Eh !!! nope, i mean at the moment you store them in 6 bits, so 64 possibilities. My train of thought was to actually see them as 6 possible individual notes, with a 5 bit duration, but i think now that a 1 byte 'chord' followed by a 1 byte interval (or 7 bit) interval would be the most efficient. a chord can the be represented by the 6 bits as they are now, but including bit 7 'on' , If bit 7 is 'off' it can identify an interval, which leaves room for a 'null' terminator (intervals are never zero), and you even have room for a bpm change / set using both bits 6 & 7 'on' . Anyway like that you can store the whole thing in the same array, and you can make it look sort of like this.
{0b10010011, 30, 0b10001011, 45, 0b10001000, 30, etc}which gives you a more decent visual representation of what is going on.

Deva_Rishi:
Eh !!! nope, i mean at the moment you store them in 6 bits, so 64 possibilities. My train of thought was to actually see them as 6 possible individual notes, with a 5 bit duration, but i think now that a 1 byte 'chord' followed by a 1 byte interval (or 7 bit) interval would be the most efficient. a chord can the be represented by the 6 bits as they are now, but including bit 7 'on' , If bit 7 is 'off' it can identify an interval, which leaves room for a 'null' terminator (intervals are never zero), and you even have room for a bpm change / set using both bits 6 & 7 'on' . Anyway like that you can store the whole thing in the same array, and you can make it look sort of like this.

{0b10010011, 30, 0b10001011, 45, 0b10001000, 30, etc}

which gives you a more decent visual representation of what is going on.

Basic math has been a while back... definitely 64 yeah [oops].

Writing it down like you did indeed gives a nice visual representation, definitely do-able for writing tunes 'on the fly'. Thnx!

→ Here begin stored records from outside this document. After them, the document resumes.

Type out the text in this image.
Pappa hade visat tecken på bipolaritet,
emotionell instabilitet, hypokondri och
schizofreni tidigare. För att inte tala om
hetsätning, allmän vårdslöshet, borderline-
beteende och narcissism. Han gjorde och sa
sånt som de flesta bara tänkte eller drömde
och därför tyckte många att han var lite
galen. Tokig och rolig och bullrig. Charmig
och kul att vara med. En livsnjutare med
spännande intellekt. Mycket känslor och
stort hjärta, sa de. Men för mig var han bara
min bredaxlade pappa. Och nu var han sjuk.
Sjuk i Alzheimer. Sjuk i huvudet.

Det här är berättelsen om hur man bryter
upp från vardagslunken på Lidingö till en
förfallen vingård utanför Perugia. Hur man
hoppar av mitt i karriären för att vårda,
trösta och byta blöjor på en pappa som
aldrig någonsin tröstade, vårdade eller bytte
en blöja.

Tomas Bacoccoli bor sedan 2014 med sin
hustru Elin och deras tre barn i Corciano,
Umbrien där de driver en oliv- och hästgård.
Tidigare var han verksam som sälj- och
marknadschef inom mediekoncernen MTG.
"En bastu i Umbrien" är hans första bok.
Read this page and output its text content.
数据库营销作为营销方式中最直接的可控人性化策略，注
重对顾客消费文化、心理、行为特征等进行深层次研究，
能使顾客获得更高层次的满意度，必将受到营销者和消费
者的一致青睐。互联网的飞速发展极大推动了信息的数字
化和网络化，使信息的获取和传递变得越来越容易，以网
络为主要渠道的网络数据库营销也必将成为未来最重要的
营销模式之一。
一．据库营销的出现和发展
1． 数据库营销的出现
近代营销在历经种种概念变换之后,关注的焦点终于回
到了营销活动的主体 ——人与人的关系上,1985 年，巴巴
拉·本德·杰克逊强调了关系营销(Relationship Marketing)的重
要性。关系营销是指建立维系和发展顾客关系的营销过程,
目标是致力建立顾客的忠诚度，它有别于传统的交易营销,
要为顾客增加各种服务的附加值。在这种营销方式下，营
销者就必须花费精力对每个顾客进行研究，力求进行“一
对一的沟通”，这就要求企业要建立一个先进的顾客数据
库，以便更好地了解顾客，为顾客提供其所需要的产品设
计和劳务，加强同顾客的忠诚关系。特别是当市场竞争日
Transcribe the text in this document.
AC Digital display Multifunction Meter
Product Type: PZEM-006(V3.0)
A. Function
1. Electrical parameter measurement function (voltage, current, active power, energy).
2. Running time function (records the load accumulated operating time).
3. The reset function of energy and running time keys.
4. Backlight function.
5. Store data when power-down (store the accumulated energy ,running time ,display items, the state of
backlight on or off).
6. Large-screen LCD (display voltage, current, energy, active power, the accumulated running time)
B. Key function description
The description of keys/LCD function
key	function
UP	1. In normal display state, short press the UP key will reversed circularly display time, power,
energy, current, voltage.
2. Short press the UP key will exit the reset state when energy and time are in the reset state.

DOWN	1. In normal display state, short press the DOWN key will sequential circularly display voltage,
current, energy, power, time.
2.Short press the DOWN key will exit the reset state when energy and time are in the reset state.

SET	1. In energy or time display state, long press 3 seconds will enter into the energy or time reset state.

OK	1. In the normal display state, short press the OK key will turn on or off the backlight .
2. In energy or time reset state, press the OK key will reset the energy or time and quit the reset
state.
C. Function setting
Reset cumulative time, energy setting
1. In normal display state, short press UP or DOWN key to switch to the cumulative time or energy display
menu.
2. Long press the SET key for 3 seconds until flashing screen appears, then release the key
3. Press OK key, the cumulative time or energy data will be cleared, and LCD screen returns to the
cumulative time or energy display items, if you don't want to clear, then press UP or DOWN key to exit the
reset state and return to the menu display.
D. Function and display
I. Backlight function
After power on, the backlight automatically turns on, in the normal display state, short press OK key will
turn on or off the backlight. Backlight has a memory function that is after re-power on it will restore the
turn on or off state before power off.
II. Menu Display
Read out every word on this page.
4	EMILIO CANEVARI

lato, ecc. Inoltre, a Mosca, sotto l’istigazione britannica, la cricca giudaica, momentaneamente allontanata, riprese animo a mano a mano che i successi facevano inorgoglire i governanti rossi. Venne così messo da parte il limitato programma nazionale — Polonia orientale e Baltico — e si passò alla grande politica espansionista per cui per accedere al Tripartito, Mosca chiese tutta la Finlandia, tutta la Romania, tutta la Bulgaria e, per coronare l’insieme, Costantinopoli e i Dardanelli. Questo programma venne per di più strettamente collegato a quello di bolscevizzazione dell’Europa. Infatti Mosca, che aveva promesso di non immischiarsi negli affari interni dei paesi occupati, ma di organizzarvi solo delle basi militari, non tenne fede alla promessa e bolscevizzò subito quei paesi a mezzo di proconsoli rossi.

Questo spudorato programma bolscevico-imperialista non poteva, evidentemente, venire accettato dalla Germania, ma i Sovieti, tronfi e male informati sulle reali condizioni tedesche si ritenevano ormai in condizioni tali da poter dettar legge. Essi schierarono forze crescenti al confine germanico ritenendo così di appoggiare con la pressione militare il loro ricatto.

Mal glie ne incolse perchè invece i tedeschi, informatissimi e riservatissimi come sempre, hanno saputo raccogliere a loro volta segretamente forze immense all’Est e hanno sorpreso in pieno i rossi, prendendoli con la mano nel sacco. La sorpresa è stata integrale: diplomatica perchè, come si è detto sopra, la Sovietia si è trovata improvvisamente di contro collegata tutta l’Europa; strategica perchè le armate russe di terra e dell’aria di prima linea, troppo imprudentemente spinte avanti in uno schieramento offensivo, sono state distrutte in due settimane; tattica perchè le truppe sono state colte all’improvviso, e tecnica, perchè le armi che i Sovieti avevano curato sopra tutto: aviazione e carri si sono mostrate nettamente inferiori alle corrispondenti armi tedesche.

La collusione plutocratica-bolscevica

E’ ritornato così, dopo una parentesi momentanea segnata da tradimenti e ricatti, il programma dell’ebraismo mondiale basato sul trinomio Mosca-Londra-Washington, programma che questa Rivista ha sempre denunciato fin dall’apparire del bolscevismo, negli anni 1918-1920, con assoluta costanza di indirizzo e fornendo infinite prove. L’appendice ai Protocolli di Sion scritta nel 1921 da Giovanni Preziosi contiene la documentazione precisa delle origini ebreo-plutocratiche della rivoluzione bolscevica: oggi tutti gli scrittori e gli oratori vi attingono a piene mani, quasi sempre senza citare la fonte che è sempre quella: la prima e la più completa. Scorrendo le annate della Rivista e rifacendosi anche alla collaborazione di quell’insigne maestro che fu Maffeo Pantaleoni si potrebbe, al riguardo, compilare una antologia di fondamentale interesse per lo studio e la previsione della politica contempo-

Why even bother copying it to RAM? Just read the notes as you need them with pgm_read_byte_near()...

Why bother? "because you only just told me about pgm_read_byte_near() just now"
Last night I was a bit triggerhappy when I learnt about PROGMEM, and thus immediately rewrote the whole thing to copy to flash and then back to RAM. Only to learn now that I can read bytes at a time. Back to the drawing table!

because you only just told me about pgm_read_byte_near() just now

If you would have investigated the link i gave you in #2 (to the melody player) you would have found it. Check the final code on page 2 for additional ideas.

Deva_Rishi:
If you would have investigated the link i gave you in #2 (to the melody player) you would have found it. Check the final code on page 2 for additional ideas.

No harm ment, I was being sarcastic about my own ignorance. Actually did read your link. I've got maybe 24 hours of combined codingexperience in C - reading someone elses code during eveninghours after an intensive day of work might not go as naturally as you might think Easy to miss stuff...
Really thanx for the pointers though!
Also got interested in exploring struct - several Arduino-players use it for more complex note-coding. Right now, I'm thinking of staying on the less efficient way of using arrays like I'm already doing, but combining it with using pgm_read_byte_near(). Flash isn't going to be an issue, and RAM usage stays below 50% this way, while mantaining the possivility to easily upscale the program to control 12 lights instead of 6 trainhorns, for example.